Monday, November 7, 2016
On a Clear Day
Just a few blocks of Fourth show the contrasts in scale luxury development has wrought. I think those older buildings hold up very nicely in the looks factor.
On marathon day, with the street free of traffic & the sun shining bright, you'll get a sharper-eyed look at the avenue. A decade or so ago, you'd see a clear run of three to five-story buildings - mostly-red-brick - clear along Fourth: small-scale apartment buildings and small, independent businesses. Auto repair shops, grocery stores, laundromats and beauty parlors. Funeral homes, restaurants, storefront churches, liquor stores. Businesses cleaving to the needs and occupations of the residents who lived close by. Today the avenue's broken up by building-lot gaps & high-rise, almost exclusively market-rate rental & condo buildings, a result of 2003 & 2005 rezoning. In 2003 Amanda Burden saw rezoning - allowing more development along the Fourth corridor - as imperative in saving the "extraordinary" brownstone housing stock up the slope, and Craig Hammerman subscribed to the Brooklyn Boulevard model of Fourth Avenue development:
''As far as the building form, we can liken it to Park Avenue in Manhattan: It's the same width; it has the same medians that could use some beautifying,'' said Craig Hammerman, district manager of Community Board 6 and a supporter of the plan. ''We think it's appropriate, that it could become a canyon of housing. And frankly, if it's good enough for Park Avenue in Manhattan, it's good enough for Park Slope.''
Well he got the canyon part right, and it got an influx of affluent new residents, but any comparison of Fourth to Park is both an absurdity and a betrayal of the neighborhood's history.
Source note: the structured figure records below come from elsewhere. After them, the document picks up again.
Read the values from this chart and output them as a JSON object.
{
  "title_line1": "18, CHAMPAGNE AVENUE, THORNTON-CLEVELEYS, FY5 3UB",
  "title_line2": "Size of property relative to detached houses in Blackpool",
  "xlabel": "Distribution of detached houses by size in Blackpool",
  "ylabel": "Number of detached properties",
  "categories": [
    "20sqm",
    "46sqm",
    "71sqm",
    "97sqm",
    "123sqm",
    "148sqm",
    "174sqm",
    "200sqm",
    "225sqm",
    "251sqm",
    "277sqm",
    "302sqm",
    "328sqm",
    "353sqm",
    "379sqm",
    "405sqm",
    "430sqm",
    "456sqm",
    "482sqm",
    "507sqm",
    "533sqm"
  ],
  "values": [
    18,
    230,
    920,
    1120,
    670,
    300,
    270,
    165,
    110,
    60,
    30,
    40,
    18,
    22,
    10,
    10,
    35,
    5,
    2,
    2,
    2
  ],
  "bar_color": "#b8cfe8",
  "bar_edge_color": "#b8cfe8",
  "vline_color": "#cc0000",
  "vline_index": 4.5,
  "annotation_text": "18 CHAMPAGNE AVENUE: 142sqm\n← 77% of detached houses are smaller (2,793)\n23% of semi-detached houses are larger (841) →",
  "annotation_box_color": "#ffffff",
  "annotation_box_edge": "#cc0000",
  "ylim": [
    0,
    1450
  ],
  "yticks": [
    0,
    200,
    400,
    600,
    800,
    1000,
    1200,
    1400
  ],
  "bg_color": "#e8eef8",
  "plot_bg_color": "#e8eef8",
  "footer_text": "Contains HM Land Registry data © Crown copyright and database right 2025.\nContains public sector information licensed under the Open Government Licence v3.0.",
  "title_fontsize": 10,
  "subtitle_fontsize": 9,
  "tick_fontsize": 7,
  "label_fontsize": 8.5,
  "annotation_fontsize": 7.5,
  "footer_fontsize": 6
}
And I doubt that Park was ever described, as Hammerman said of Fourth, as a "safety valve." It's true that Fourth Avenue has seen grander days, with planted medians, and broad sidewalks, but on the whole it was always a solidly middle and working class neighborhood. It didn't need to "burgeon," "develop," "arrive," or be "discovered" over the course of the last few years. It already existed. While it may have declined in the 70's and 80's, along with the city as a whole, it rebounded, and offered solid housing stock for a tight-knit community. To undervalue its worth is an act of ignorance. Rezoning served only to cause detriment to this community, with demolition and development both on the avenue, and on a lower-density scale, on streets adjacent to it. Small apartment buildings, and medium-sized multi-families (up to twenty units or so) became hot items for real estate investors, and affordable units disappeared. The 2005 rezoning's inclusionary housing incentives from 15th to 24th, turned out to be of little interest to developers and apart from a trickle of affordable units planned in recent months, the building-rush has produced only market-rate apartments. Councilman Brad Lander has admitted that in retrospect, the 2005 rezoning was "largely a failure." A recent DNAinfo report found a dramatic demographic change in the Gowanus area in recent years, with an 11% decline in the Latino population, and a 53% rise in the white population, a change that Michelle de la Uz, executive director of the Fifth Avenue Committee (a post once held by Lander), attributed at least partially to rezoning:
Michelle de la Uz ...said the decline was the result of gentrification, “displacement pressures” and new development linked to the rezonings of north Park Slope in 2003 and south Park Slope in 2005.
By allowing taller residential development along Fourth Avenue, the rezonings hastened the demolition of rent-stabilized buildings along the avenue, many of which were home to Latinos, de la Uz said. They were replaced by new market-rate developments — a trend that continues to this day on Fourth Avenue.
If Fourth Avenue needed change, what it really deserved (and deserves still), along with traffic safety measures, was development serving low and middle income families - for families working on minimum wage, for nurses and teachers, for cooks and waitresses, for home-aides and social workers, for all those workers who hold the city together. I'll admit it, it's the low-lying landscape I love the best, but I think many residents -myself included - would value new housing that genuinely preserved affordability. To see a neighborhood eroded merely for Mammon's sake is an insult.